FORUM KEADILAN – Dalam memperingati 40 tahun Tragedi Tanjung Priok, Direktur Eksekutif Amnesty International Indonesia Usman Hamid menyebut bahwa pemerintah gagal mengusut tuntas peristiwa tersebut.
Usman menilai Tragedi Tanjung Priok serupa dengan kasus pelanggaran HAM lainnya yang tidak pernah diselesaikan secara menyeluruh. Tidak ada satu pun pelaku yang dituntut.
“Negara memiliki utang keadilan yang amat besar, sama seperti kasus Munir dan Tragedi Semanggi II yang juga terjadi di bulan ini, negara gagal mengungkap tuntas Tragedi Priok, menuntut pelakunya, dan mengoreksi kebijakan yang menyebabkan tragedi itu. Kasus Priok terjadi akibat kebijakan monolitik negara yang represif atas nama Pancasila,” kata Usman kepada Forum Keadilan, Jumat, 13/9/2024.
Tragedi Tanjung Priok, menurut Usman, merupakan kejahatan kemanusiaan yang luar biasa. Usman merasa prihatin bahwa meskipun pemerintah masih berpegang pada Pancasila sebagai filosofi bangsa, mereka sendiri telah melanggarnya.

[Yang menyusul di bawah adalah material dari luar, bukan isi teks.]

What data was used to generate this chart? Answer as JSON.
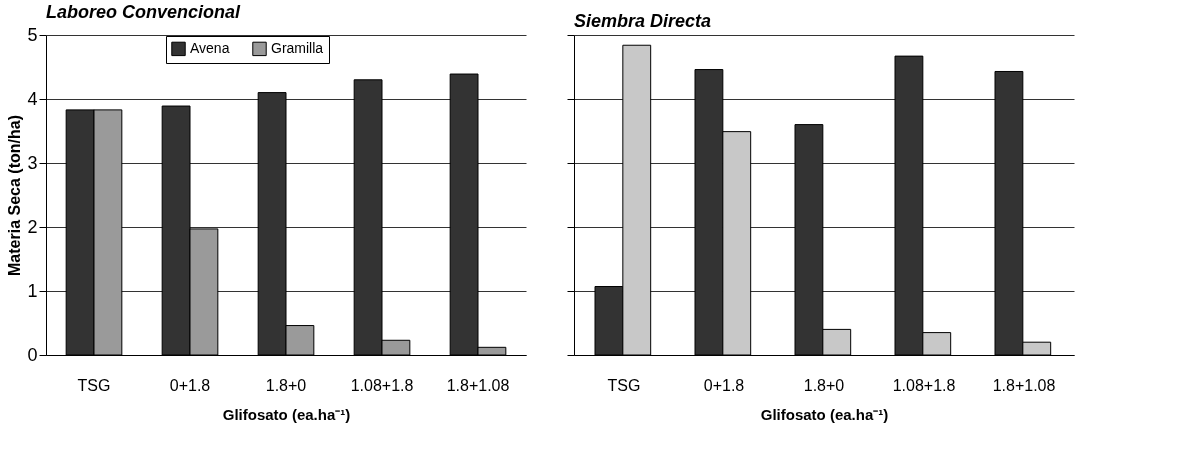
{
  "chart_data": [
    {
      "type": "bar",
      "title": "Laboreo Convencional",
      "xlabel": "Glifosato (ea.ha⁻¹)",
      "ylabel": "Materia Seca (ton/ha)",
      "categories": [
        "TSG",
        "0+1.8",
        "1.8+0",
        "1.08+1.8",
        "1.8+1.08"
      ],
      "series": [
        {
          "name": "Avena",
          "color": "#333333",
          "values": [
            3.83,
            3.89,
            4.1,
            4.3,
            4.39
          ]
        },
        {
          "name": "Gramilla",
          "color": "#9a9a9a",
          "values": [
            3.83,
            1.97,
            0.46,
            0.23,
            0.12
          ]
        }
      ],
      "ylim": [
        0,
        5
      ],
      "yticks": [
        0,
        1,
        2,
        3,
        4,
        5
      ],
      "grid": "y",
      "legend": "top"
    },
    {
      "type": "bar",
      "title": "Siembra Directa",
      "xlabel": "Glifosato (ea.ha⁻¹)",
      "categories": [
        "TSG",
        "0+1.8",
        "1.8+0",
        "1.08+1.8",
        "1.8+1.08"
      ],
      "series": [
        {
          "color": "#333333",
          "values": [
            1.07,
            4.46,
            3.6,
            4.67,
            4.43
          ]
        },
        {
          "color": "#c8c8c8",
          "values": [
            4.84,
            3.49,
            0.4,
            0.35,
            0.2
          ]
        }
      ],
      "ylim": [
        0,
        5
      ],
      "yticks": [
        0,
        1,
        2,
        3,
        4,
        5
      ],
      "grid": "y",
      "tick_labels": "x"
    }
  ]
}
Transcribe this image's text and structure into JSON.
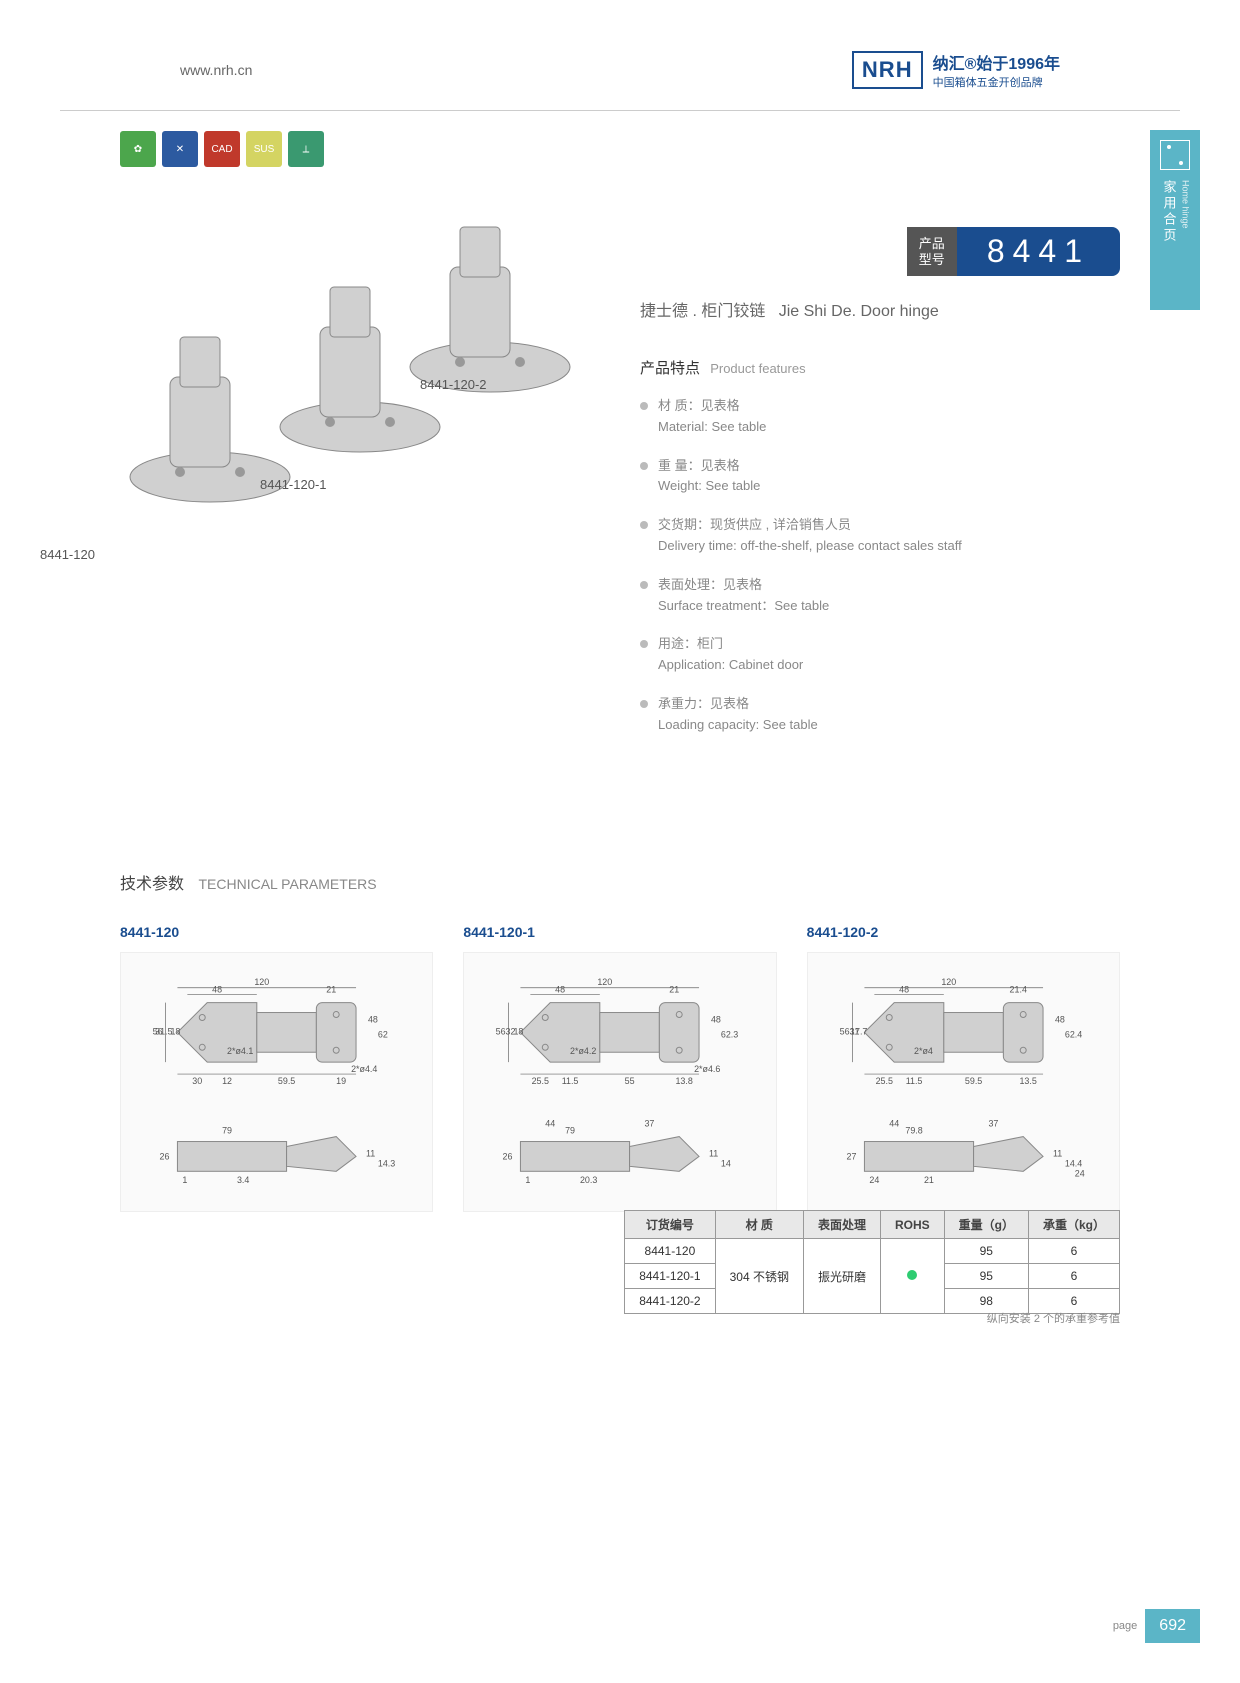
{
  "header": {
    "url": "www.nrh.cn",
    "brand_en": "NRH",
    "brand_cn": "纳汇",
    "since": "®始于1996年",
    "tagline": "中国箱体五金开创品牌"
  },
  "side_tab": {
    "cn": "家用合页",
    "en": "Home hinge"
  },
  "product": {
    "badge_label_l1": "产品",
    "badge_label_l2": "型号",
    "number": "8441",
    "title_cn": "捷士德 . 柜门铰链",
    "title_en": "Jie Shi De. Door hinge",
    "img_labels": {
      "a": "8441-120",
      "b": "8441-120-1",
      "c": "8441-120-2"
    }
  },
  "features": {
    "title_cn": "产品特点",
    "title_en": "Product features",
    "items": [
      {
        "cn": "材 质：见表格",
        "en": "Material: See table"
      },
      {
        "cn": "重 量：见表格",
        "en": "Weight: See table"
      },
      {
        "cn": "交货期：现货供应 , 详洽销售人员",
        "en": "Delivery time: off-the-shelf, please contact sales staff"
      },
      {
        "cn": "表面处理：见表格",
        "en": "Surface treatment：See table"
      },
      {
        "cn": "用途：柜门",
        "en": "Application: Cabinet door"
      },
      {
        "cn": "承重力：见表格",
        "en": "Loading capacity: See table"
      }
    ]
  },
  "tech": {
    "title_cn": "技术参数",
    "title_en": "TECHNICAL PARAMETERS",
    "diagrams": [
      {
        "name": "8441-120",
        "dims": {
          "w": "120",
          "a": "48",
          "b": "21",
          "h": "56",
          "h2": "31.5",
          "h3": "18",
          "d1": "2*ø4.1",
          "d2": "2*ø4.4",
          "c": "30",
          "e": "12",
          "f": "59.5",
          "g": "19",
          "mh": "48",
          "mh2": "62",
          "sw": "79",
          "sh": "26",
          "s1": "3.4",
          "s2": "11",
          "s3": "14.3",
          "s4": "1"
        }
      },
      {
        "name": "8441-120-1",
        "dims": {
          "w": "120",
          "a": "48",
          "b": "21",
          "h": "56",
          "h2": "32",
          "h3": "18",
          "d1": "2*ø4.2",
          "d2": "2*ø4.6",
          "c": "25.5",
          "e": "11.5",
          "f": "55",
          "g": "13.8",
          "mh": "48",
          "mh2": "62.3",
          "sw": "79",
          "sh": "26",
          "s1": "20.3",
          "s2": "11",
          "s3": "14",
          "s4": "1",
          "sx": "44",
          "sy": "37"
        }
      },
      {
        "name": "8441-120-2",
        "dims": {
          "w": "120",
          "a": "48",
          "b": "21.4",
          "h": "56",
          "h2": "31",
          "h3": "17.7",
          "d1": "2*ø4",
          "c": "25.5",
          "e": "11.5",
          "f": "59.5",
          "g": "13.5",
          "mh": "48",
          "mh2": "62.4",
          "sw": "79.8",
          "sh": "27",
          "s1": "21",
          "s2": "11",
          "s3": "14.4",
          "s4": "24",
          "sx": "44",
          "sy": "37"
        }
      }
    ],
    "table": {
      "headers": [
        "订货编号",
        "材  质",
        "表面处理",
        "ROHS",
        "重量（g）",
        "承重（kg）"
      ],
      "material": "304 不锈钢",
      "surface": "振光研磨",
      "rows": [
        {
          "code": "8441-120",
          "weight": "95",
          "load": "6"
        },
        {
          "code": "8441-120-1",
          "weight": "95",
          "load": "6"
        },
        {
          "code": "8441-120-2",
          "weight": "98",
          "load": "6"
        }
      ],
      "note": "纵向安装 2 个的承重参考值"
    }
  },
  "footer": {
    "label": "page",
    "num": "692"
  }
}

“Selama empat dekade negara kehilangan kesempatan untuk menghidupkan kembali dasar negara yang inklusif, yaitu Pancasila. Tanpa menuntaskan Tragedi Priok, maka sulit berharap Pancasila kembali menjadi filosofi berbangsa yang memuliakan persaudaraan universal dan keadilan sosial,” lanjutnya.
Usman juga menyoroti bahwa para pelaku Tragedi Tanjung Priok masih bebas dan tampaknya menerima impunitas dari negara.
“Mereka yang terlibat masih lolos dari hukum dan yang pernah diproses berujung bebas. Mantan petinggi kebijakan dan pemegang komando keamanan yang bertanggung jawab tidak dituntut. Ini membuat impunitas di negara ini semakin mengakar,” tegas Usman.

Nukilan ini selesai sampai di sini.